Not all applications will have full Android support

May 12, 2015 02:44 GMT  ·  By

Microsoft announced Android apps support in Windows Phone in late April, but shared few details on how developers will be able to port their apps and how users will be able to download them.

In an interview for TechRadar, Microsoft's Kevin Gallo sheds some light on how Android apps will work on Windows 10 for Phones and what it really means for developers to be able to port their apps to Windows Phone.

First of all, according to him users will get applications from the Windows Phone Store rather than from Google Play. Also, these applications won't use Google services at all, so developers will have to switch to other services like Microsoft Ads and App Insights when porting their apps to Windows Phone.

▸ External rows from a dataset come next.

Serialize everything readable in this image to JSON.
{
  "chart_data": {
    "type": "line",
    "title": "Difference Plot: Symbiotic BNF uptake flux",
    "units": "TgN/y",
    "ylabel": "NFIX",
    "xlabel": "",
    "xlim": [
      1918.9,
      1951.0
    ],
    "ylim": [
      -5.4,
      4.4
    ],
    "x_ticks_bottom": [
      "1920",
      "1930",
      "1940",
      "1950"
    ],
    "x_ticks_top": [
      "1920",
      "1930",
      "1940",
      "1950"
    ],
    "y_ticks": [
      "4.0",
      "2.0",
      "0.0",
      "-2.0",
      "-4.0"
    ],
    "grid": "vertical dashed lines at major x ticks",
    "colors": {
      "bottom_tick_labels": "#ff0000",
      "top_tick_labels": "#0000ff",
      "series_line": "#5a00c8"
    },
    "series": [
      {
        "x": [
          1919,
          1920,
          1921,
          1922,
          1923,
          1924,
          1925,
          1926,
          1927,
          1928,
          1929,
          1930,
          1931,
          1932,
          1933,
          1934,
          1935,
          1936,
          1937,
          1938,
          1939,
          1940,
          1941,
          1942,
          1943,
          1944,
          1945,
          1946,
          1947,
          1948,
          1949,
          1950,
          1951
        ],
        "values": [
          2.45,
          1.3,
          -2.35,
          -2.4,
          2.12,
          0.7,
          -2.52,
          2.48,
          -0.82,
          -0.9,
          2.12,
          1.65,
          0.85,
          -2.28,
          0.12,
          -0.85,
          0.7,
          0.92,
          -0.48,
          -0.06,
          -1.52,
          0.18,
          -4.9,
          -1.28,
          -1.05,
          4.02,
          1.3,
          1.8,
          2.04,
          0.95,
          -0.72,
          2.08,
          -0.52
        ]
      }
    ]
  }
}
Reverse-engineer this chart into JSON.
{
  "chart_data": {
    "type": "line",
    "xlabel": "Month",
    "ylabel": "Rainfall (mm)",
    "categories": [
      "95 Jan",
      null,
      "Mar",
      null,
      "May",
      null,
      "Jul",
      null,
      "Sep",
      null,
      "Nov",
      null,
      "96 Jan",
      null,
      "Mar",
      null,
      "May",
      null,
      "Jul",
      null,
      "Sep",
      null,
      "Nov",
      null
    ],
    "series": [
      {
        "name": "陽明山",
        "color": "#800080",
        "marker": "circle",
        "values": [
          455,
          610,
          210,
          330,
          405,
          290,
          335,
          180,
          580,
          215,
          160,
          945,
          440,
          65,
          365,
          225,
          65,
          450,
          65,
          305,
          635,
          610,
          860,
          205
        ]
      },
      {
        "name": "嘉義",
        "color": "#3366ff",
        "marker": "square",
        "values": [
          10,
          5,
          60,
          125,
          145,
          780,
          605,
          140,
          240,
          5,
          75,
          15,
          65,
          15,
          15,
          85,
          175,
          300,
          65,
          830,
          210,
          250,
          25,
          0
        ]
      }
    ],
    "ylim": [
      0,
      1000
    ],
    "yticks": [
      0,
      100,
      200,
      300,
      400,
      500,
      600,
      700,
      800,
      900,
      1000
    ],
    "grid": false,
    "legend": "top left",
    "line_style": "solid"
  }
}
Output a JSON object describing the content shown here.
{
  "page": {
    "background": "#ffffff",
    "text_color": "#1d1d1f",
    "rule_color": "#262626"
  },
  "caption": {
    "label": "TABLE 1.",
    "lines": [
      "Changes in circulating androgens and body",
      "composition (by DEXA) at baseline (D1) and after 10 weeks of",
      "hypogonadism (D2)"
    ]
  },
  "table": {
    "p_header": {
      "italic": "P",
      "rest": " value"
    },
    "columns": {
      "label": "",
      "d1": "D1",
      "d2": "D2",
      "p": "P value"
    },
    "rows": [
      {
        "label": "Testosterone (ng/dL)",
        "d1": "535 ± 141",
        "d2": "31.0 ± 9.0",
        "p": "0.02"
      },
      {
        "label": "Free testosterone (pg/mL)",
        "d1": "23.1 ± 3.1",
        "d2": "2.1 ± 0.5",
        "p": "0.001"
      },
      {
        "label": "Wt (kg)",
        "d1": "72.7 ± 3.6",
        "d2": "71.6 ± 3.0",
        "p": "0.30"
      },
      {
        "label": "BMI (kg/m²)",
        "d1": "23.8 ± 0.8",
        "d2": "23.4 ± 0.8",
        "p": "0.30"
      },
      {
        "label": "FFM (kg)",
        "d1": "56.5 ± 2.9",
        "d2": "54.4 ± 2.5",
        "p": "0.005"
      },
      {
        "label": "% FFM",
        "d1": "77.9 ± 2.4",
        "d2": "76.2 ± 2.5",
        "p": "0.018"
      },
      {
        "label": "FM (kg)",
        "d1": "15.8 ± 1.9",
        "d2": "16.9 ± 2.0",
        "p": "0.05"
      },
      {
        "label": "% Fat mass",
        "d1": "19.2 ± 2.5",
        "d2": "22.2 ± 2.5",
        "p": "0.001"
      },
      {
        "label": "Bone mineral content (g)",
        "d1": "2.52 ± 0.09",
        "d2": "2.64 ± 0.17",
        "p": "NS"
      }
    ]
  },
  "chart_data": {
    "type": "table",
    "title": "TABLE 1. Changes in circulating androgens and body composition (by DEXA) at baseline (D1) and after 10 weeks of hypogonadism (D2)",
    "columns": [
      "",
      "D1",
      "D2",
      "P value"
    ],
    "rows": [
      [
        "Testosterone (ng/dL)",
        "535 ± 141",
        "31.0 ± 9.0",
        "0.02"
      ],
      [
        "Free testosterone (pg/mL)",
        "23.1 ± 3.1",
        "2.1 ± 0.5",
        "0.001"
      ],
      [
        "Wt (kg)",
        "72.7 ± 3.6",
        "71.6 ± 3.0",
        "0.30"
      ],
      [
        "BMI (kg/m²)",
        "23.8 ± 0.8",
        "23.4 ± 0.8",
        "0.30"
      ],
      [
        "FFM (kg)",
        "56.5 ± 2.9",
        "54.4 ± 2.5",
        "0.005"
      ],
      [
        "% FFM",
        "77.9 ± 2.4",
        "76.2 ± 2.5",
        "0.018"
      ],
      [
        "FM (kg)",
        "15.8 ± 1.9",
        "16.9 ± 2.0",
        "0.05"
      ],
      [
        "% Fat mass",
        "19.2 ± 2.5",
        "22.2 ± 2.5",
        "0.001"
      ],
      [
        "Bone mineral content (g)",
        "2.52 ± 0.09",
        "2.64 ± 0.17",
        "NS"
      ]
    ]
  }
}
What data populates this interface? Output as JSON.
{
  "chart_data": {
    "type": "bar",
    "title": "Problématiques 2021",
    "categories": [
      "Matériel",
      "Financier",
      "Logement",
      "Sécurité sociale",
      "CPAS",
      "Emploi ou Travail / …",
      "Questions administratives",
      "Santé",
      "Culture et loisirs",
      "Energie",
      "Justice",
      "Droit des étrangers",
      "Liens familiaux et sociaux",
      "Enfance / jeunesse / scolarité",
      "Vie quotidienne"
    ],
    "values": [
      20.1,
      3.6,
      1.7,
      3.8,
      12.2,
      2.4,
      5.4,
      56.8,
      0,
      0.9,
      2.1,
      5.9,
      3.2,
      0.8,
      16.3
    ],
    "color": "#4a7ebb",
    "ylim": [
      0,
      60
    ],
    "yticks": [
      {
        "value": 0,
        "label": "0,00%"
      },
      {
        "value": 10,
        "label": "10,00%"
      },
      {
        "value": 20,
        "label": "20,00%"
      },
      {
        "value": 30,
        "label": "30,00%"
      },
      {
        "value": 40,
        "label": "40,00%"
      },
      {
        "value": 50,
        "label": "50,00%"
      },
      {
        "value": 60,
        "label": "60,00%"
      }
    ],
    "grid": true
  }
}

Porting an Android application to Windows Phone will only require developers to switch Google services with Microsoft's, so there will be “zero or very little modification” by devs.

Additional Microsoft services will be added to Project Astoria, which are meant to replace Google services. In the end, developers should be able to switch to Bing Maps instead of Google Maps, Xbox Live rather than Google Play, and Windows notification service instead of Android push.

However, those applications that are strongly integrated with Google services will not work well on Windows Phone. According to Gallo, Android messaging apps will have issues on Windows Phone platform, but in the end “it also comes down to performance.”

Android apps ported should offer better performance and battery life

When Windows 10 Mobile launches this fall, users will be able to run Android applications. Microsoft has already confirmed that Windows 10 Mobile comes with an Android subsystem which will probably be based on KitKat operating system.

According to Gallo, his company thinks that, because this is AOSP, they will have decent compatibility. He also explained that the Android apps would run in their own container, as a universal app “so we use a middleware layer for translating APIs across but they still run in the Windows app security model.”

Because of how Android apps will run on Windows 10 Mobile, performance and battery life should be better over Android, “Apps are not running in the background and there are some changes made so they behave like a well-behaved app.”